Young children with heart disease and their families may have poorer quality of life than the general population, leading to calls for routine screening to enable early intervention and better outcomes.
A study by medical researchers from UNSW Sydney and the Sydney Children’s Hospitals Network has identified a number of potentially modifiable factors that contributed significantly to child quality of life.
The paper – the largest Australian study on the quality of life in young children with complex congenital heart disease (CHD) – was recently published in the Journal of Pediatrics.
“The findings are striking and highlight the significant challenges children with heart disease and their families face,” said study author Associate Professor Nadine Kasparian from UNSW Medicine.
The study included young children aged one to five years, all of whom had undergone at least one heart operation.
“We examined their and their mums’ physical, emotional, social and cognitive health, using a well-established quality of life measure,” said Dominique Denniss, a UNSW Medicine Honours student and author on the study.
“We looked at quality of life from a multi-dimensional perspective, taking into account a whole range of factors that can influence a child’s sense of wellbeing.”
Overall, the study found that many children with complex CHD have meaningful impairments in quality of life, compared to their healthy peers, especially when it comes to their emotional health.
“Our youngest children in the study, aged between one and two years, showed functioning that was below what we might expect in the general population for almost every domain,” Professor Kasparian said.
“For our two to five year-olds, we found one very striking result – emotional functioning was, on average, more than 10 points below what we might expect to see for healthy children the same age. That’s an important difference.”
The study found that feeding difficulties and mothers’ levels of psychological stress played an important role for children’s quality of life.
Additional factors were having the most complex form of congenital heart disease (functional single ventricle CHD) or having another health condition in addition to heart disease.
The results were similar for mums, with key factors for lower health-related quality of life being difficulties in their family, psychological distress, whether their child had any additional physical conditions, and perceiving their child as having a difficult temperament.

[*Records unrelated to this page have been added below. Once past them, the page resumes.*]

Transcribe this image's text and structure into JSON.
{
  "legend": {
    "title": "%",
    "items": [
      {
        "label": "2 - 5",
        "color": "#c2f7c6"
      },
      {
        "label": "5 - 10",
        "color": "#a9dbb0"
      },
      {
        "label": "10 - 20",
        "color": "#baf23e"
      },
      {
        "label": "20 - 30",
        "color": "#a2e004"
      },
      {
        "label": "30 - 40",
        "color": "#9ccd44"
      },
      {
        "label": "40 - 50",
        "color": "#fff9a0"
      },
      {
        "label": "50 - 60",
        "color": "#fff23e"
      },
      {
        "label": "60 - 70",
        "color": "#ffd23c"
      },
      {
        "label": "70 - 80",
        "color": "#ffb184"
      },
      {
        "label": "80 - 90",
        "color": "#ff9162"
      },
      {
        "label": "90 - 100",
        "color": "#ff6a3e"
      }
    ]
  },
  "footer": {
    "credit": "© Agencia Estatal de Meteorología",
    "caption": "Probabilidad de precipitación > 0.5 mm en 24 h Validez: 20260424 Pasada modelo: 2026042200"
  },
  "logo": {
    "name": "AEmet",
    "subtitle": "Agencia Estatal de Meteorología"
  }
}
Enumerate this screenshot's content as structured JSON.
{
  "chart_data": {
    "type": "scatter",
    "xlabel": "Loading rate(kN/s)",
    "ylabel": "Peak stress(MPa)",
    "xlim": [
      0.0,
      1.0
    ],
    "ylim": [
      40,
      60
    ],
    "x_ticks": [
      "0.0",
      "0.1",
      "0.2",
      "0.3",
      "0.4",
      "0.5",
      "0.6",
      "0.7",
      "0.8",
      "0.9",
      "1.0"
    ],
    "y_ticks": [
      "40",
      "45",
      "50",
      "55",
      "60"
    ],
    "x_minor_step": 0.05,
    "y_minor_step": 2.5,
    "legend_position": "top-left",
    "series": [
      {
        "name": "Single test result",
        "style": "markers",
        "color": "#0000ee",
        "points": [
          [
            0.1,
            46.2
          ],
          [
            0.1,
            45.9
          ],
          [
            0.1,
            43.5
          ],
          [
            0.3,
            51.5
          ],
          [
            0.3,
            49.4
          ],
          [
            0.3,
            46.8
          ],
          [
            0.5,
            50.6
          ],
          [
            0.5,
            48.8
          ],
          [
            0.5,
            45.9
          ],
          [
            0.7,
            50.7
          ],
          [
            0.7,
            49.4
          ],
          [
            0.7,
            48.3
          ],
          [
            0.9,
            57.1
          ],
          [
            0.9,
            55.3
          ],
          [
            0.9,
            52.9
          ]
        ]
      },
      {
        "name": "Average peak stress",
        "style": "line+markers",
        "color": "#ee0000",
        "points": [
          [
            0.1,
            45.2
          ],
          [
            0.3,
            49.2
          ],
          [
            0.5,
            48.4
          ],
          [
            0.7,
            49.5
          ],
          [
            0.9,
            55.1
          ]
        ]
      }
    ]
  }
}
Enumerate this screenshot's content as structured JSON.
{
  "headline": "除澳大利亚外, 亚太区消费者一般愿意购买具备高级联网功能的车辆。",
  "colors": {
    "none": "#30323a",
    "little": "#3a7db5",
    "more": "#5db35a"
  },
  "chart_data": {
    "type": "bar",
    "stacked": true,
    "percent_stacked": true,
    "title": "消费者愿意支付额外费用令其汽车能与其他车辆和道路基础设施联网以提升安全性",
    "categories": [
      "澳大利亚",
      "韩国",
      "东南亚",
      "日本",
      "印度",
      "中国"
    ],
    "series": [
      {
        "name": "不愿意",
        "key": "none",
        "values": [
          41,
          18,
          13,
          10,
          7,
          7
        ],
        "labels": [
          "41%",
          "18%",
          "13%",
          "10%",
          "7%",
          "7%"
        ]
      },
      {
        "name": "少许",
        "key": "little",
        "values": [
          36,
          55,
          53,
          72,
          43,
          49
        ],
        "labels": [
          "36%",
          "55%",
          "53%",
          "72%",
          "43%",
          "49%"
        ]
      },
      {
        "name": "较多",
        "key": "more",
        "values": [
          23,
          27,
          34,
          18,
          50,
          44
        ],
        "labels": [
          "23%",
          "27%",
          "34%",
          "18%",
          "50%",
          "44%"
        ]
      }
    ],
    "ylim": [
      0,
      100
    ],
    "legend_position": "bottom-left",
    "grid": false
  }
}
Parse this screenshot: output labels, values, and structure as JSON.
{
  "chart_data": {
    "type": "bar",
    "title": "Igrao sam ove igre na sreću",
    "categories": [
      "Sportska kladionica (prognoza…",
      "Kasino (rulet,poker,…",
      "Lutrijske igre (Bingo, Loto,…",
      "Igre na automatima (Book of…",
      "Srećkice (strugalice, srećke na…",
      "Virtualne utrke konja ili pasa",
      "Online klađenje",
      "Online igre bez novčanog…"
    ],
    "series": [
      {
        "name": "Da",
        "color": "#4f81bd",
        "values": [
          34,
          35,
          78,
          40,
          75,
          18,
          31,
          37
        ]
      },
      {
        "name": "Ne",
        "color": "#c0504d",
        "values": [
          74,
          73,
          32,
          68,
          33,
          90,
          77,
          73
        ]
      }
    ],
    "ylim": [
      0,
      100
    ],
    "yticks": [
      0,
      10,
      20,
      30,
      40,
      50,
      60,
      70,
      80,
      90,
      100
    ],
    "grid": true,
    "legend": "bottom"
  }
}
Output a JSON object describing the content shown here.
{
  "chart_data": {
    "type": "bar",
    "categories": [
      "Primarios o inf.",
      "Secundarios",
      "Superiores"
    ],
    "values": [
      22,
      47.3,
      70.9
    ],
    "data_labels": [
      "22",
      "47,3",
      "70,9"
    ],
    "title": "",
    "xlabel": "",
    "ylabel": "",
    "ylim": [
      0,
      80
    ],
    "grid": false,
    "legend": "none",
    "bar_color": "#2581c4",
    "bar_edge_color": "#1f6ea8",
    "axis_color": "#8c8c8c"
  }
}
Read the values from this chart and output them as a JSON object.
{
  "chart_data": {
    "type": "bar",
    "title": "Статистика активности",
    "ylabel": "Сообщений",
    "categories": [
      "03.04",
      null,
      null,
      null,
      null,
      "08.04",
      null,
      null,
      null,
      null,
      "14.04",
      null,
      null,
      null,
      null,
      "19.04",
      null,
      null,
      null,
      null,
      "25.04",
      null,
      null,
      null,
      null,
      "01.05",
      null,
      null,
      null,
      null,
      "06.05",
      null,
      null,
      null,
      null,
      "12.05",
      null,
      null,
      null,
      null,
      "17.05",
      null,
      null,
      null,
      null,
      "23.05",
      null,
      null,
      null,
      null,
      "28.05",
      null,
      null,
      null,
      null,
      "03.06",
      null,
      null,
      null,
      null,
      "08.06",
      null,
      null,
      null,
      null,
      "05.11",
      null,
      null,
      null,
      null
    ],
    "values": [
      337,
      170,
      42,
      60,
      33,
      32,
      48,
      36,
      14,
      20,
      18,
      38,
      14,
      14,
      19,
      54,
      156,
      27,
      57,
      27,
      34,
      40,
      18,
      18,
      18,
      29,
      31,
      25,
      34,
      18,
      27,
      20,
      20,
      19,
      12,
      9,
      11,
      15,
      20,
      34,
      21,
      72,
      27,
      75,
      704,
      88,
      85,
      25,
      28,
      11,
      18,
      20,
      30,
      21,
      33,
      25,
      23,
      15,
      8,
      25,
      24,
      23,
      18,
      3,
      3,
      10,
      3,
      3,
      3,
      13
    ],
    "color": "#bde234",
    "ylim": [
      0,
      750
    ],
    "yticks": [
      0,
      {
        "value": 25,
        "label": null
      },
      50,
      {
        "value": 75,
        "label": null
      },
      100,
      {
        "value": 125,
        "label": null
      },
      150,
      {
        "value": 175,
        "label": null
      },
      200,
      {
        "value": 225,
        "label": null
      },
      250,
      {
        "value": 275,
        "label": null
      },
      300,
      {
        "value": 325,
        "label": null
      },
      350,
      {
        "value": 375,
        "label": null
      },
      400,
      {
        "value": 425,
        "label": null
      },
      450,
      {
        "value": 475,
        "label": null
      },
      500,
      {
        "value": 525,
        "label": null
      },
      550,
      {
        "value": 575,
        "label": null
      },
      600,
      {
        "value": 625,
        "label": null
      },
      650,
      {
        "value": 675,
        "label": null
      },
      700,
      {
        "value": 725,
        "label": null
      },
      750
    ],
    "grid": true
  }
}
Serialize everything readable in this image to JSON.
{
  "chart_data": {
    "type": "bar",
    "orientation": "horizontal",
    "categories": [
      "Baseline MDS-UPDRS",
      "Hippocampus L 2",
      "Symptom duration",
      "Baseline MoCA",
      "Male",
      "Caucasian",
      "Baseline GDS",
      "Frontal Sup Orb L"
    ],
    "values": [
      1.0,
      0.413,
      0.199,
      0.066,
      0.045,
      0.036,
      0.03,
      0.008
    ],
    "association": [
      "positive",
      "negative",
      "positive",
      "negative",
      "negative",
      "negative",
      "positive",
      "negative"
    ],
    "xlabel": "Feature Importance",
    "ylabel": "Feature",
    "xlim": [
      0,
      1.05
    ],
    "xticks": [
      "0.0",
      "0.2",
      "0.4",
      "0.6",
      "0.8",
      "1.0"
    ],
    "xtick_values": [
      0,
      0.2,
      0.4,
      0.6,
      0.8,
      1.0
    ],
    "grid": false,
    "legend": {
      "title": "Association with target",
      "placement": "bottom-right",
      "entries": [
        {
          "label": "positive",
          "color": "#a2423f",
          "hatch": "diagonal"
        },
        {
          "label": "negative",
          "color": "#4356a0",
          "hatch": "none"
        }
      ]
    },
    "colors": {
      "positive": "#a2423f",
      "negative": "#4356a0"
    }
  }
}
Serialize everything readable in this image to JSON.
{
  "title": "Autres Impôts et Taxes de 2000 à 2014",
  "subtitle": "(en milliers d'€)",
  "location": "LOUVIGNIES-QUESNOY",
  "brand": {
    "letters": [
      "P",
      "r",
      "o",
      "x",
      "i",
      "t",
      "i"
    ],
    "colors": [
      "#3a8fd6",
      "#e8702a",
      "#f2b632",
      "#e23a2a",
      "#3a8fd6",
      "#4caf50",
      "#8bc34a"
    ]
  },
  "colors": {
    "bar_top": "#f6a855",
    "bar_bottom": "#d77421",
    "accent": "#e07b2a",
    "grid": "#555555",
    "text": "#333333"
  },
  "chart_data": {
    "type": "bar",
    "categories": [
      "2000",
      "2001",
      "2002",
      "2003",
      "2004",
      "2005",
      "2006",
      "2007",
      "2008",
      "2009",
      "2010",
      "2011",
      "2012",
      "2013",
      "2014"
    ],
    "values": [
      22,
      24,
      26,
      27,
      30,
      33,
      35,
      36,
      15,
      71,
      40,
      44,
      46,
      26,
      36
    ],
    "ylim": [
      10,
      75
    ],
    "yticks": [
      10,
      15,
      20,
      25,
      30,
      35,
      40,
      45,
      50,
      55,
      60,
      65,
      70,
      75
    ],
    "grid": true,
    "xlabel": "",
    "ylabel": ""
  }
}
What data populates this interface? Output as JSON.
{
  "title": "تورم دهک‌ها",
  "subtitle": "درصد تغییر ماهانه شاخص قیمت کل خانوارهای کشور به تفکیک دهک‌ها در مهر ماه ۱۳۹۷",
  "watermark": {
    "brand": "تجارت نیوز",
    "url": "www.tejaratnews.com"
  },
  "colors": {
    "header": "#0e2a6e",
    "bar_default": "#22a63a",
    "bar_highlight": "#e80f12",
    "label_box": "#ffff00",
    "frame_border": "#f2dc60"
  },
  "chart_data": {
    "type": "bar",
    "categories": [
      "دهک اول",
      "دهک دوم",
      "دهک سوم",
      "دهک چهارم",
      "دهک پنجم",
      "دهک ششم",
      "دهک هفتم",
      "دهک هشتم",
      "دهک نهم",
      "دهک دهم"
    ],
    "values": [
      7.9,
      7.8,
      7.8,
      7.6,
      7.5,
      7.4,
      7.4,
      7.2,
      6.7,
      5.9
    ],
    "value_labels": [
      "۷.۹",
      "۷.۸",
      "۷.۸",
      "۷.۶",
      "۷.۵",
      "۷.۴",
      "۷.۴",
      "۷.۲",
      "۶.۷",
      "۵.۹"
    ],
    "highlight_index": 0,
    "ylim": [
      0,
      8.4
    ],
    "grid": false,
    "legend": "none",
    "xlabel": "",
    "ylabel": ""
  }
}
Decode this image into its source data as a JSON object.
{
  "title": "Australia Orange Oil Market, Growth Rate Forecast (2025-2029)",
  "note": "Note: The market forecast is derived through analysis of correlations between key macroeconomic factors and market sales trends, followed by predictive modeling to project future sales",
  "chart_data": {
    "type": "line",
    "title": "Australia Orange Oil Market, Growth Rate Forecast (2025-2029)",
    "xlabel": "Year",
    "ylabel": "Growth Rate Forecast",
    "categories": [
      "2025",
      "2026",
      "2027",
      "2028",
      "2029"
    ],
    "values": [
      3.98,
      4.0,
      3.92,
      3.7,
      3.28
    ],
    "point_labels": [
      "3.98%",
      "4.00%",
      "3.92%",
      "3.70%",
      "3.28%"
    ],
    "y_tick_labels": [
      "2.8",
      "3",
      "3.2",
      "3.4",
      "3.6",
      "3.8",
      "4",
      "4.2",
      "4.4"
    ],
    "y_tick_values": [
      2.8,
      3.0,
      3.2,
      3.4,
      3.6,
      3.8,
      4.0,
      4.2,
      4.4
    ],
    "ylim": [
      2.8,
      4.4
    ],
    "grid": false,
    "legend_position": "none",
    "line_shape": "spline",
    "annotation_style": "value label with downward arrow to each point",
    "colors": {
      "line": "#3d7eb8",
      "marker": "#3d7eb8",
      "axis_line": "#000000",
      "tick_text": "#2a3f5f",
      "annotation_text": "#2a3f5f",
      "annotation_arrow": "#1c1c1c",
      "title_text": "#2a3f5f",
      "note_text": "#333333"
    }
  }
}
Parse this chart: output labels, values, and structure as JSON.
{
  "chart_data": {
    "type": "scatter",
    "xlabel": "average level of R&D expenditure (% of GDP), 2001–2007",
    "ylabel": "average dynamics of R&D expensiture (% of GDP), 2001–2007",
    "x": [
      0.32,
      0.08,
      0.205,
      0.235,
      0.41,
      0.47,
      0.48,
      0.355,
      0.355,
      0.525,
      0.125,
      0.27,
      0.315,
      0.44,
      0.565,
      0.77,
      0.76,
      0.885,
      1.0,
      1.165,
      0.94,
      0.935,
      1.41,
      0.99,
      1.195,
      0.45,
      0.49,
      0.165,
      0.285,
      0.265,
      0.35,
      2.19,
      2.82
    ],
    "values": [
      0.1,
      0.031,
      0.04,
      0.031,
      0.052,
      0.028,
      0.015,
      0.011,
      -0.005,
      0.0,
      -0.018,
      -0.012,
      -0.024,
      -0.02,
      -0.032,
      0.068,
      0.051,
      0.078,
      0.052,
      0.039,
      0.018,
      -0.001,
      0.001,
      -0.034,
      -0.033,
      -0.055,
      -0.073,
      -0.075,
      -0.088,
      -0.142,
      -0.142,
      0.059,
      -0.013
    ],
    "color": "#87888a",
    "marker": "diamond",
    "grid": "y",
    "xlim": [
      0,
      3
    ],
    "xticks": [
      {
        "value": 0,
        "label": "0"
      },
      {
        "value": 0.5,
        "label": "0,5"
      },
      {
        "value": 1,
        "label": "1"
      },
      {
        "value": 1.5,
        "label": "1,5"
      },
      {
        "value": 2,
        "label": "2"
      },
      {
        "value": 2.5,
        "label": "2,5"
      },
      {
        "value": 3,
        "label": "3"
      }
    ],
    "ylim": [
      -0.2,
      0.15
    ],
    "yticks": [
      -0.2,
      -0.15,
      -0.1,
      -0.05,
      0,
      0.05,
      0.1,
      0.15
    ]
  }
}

While the study highlights profound difficulties for young children with heart disease and their families, it is also important because these factors can potentially be addressed.
“We now have a roadmap showing us what we can do to make a difference for these children and their families. We now know what avenues there are for better care and support,” Professor Kasparian said.
“For example, if maternal psychological stress is playing a role in influencing quality of life, there are evidence-based interventions and supports we can offer that can make a difference.
“Similarly, with feeding difficulties, there are things that we can do in hospital and in the community to help our babies with feeding difficulties.
“There are also ways we can nurture the developing relationship between sick babies and their parents to improve overall quality of life.”
Based on their results, the researchers call for routine screening of health-related quality of life for all children with complex CHD, so they don’t continue to fall through the cracks. They also make a series of recommendations for improving clinical practice and health policy.
Congenital heart disease is any structural abnormality of the heart that babies are born with – some are diagnosed in utero, and some soon after birth. CHD affects about 1 in 100 newborns, or about 1.35 million babies each year around the world.
Australia’s first National Childhood Heart Disease Action Plan was announced in February this year, and is currently in public consultation phase.